To be sure, the genre was confounding. On the one hand it was early science fiction, a work that reflected her interest in physics and the sciences. How else would she develop the ideas of bending space and tessering? But that was not the troublesome aspect for publishers. Their problem was with her thinly veiled religious ideas. I can now see their point. Wrinkle is what we would call in Christian literature an apologetic. It makes the case for faith in its own popular terms.
In a cross between Frank Baum’s The Wizard of Oz and C.S. Lewis’s The Lion, the Witch and the Wardrobe, L’Engle wove together themes of estrangement, reconciliation, redemption, evil, moral courage and the ultimate power of love. All in two hundred short pages.
If she was influenced by the whole Christian tradition and authors like Baum, Lewis and J.R. Tolkien, she was also an antecedent for fantasy epic dramas we now take as part and parcel of the cultural mainstream – The Lord of the Rings, Star Wars, The Matrix, Harry Potter. All of these fantasy thrillers deal with the epic struggle between good and evil, forces of light and darkness, powers visible and invisible. They are mythological in scope and content.
Like L’Engle this genre of literature plays at the intersection of science, magic, and human darkness and transcendence. But she is really more closely aligned with the likes of a Lewis. Wrinkle was a sci-fi apologetic, the stuff that kept publishers sweating and fellow authors guessing.

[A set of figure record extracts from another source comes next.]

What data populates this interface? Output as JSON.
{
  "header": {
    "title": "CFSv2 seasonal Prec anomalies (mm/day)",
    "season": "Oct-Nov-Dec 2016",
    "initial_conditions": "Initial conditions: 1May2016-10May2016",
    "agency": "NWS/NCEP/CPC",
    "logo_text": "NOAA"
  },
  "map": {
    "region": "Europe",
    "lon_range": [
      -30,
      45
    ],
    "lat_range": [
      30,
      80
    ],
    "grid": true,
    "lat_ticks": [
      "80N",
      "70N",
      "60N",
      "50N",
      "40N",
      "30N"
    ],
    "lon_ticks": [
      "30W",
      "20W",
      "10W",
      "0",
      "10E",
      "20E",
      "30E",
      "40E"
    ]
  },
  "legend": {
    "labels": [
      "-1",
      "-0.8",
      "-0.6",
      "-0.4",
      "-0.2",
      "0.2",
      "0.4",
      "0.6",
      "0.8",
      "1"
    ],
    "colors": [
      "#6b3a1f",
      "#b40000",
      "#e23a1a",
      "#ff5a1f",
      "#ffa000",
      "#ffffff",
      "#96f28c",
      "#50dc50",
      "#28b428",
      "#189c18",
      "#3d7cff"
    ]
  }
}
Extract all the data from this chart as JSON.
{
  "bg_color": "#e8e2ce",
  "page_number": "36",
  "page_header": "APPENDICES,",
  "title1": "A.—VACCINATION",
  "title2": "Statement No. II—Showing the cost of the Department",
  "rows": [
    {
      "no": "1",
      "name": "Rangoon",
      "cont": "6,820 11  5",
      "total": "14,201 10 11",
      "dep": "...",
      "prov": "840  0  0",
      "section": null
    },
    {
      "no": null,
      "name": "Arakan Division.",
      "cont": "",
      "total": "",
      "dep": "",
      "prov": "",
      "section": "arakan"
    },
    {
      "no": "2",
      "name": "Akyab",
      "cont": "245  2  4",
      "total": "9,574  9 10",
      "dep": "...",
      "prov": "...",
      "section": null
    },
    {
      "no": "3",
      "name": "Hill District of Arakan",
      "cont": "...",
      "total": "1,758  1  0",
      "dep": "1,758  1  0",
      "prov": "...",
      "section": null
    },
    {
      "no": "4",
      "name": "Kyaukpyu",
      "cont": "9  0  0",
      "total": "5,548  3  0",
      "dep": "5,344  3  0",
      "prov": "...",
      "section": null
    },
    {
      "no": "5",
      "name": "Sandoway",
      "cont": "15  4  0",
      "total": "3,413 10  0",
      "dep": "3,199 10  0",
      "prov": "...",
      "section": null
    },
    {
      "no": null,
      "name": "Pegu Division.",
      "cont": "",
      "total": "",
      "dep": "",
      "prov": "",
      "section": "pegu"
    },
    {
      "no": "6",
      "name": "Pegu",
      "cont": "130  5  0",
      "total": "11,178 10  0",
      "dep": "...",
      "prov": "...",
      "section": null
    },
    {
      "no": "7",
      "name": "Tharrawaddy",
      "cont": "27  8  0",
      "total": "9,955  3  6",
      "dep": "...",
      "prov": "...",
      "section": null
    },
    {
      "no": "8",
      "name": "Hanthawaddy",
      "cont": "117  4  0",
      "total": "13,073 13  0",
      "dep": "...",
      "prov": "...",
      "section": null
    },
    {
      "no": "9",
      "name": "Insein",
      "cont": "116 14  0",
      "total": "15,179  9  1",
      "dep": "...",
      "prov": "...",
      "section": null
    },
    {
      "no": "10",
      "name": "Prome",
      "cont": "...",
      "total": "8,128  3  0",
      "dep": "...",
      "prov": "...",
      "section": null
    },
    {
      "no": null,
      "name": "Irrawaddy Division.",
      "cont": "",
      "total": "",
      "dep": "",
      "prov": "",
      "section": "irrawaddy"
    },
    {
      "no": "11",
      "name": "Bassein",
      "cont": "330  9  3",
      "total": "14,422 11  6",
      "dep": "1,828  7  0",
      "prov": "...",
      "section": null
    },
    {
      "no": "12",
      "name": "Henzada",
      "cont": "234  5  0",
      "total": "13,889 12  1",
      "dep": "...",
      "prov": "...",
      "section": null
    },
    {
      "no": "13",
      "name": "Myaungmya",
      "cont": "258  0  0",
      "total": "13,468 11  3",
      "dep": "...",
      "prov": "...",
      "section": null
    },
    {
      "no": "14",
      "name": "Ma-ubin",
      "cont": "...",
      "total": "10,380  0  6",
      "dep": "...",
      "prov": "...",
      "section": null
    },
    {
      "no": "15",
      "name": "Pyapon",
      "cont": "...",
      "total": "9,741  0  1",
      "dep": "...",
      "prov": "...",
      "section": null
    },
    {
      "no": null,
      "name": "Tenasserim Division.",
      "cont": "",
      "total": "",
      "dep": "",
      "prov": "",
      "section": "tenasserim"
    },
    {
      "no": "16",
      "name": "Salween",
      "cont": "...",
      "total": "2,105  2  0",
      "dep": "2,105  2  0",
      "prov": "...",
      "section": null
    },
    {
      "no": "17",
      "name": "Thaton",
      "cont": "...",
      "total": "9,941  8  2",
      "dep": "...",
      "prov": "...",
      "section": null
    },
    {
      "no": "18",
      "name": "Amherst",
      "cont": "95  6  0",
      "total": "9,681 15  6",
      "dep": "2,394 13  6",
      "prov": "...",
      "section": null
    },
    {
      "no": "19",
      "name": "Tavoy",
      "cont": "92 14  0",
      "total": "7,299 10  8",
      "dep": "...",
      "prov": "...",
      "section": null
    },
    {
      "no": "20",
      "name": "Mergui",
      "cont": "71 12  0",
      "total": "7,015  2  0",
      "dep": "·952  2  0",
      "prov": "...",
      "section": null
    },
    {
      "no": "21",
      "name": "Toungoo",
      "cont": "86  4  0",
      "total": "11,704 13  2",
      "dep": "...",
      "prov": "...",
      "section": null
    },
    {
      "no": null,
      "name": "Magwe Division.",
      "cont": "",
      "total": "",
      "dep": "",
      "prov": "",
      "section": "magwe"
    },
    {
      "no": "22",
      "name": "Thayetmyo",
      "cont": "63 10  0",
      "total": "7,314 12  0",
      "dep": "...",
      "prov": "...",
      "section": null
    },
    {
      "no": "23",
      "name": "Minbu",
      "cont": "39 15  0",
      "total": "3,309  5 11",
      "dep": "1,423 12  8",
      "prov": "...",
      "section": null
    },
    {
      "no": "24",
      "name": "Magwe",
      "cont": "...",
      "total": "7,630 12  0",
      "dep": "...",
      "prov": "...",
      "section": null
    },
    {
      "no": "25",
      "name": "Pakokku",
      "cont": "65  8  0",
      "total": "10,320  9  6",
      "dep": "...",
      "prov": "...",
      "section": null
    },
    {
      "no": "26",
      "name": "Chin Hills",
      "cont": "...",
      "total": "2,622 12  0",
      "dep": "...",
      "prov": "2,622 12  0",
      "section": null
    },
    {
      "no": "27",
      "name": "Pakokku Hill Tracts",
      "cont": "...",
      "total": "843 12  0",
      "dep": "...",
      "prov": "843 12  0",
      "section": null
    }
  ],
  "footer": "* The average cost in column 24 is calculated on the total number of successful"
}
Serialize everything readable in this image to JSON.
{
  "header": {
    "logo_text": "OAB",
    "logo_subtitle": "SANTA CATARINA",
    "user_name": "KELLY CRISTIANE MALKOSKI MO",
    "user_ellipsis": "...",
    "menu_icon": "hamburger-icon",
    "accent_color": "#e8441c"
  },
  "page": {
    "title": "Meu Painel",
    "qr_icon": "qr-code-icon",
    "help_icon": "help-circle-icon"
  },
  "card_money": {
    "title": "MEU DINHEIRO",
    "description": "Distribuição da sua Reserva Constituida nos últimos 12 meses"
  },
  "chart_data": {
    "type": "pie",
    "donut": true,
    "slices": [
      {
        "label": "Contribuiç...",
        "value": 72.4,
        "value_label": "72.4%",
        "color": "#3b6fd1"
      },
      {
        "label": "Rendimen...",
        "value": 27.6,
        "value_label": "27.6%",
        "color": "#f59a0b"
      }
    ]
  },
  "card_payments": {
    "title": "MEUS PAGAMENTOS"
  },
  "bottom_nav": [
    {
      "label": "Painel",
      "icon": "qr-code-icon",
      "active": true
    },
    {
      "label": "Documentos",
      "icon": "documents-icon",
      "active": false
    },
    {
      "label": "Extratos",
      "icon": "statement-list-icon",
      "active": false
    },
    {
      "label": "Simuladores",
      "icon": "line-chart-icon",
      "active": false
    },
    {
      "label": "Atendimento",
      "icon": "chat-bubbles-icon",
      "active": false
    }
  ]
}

Those who neither sweat nor guess are the continuing generations of young readers who encounter Wrinkle for the first time. It is for them as fresh as it was for me. And if they happen to catch her not-so-deeply concealed themes, that would, I am certain, bring a smile to an author who bristled at the suggestion that she wrote children’s books. She just wrote, said L’Engle, and if it happened to work for children, well, then it did.
And it did work for children. This took me back to my first reading, to a college spin through childre’s and adolescent literature class and a new “wrinkle” for those of us who found John Steinbeck’s ” The Red Pony” one of the few accessible pieces for teens. Kudos once again to L’Engle and Wrinkle–it is still worthy reading for all ages.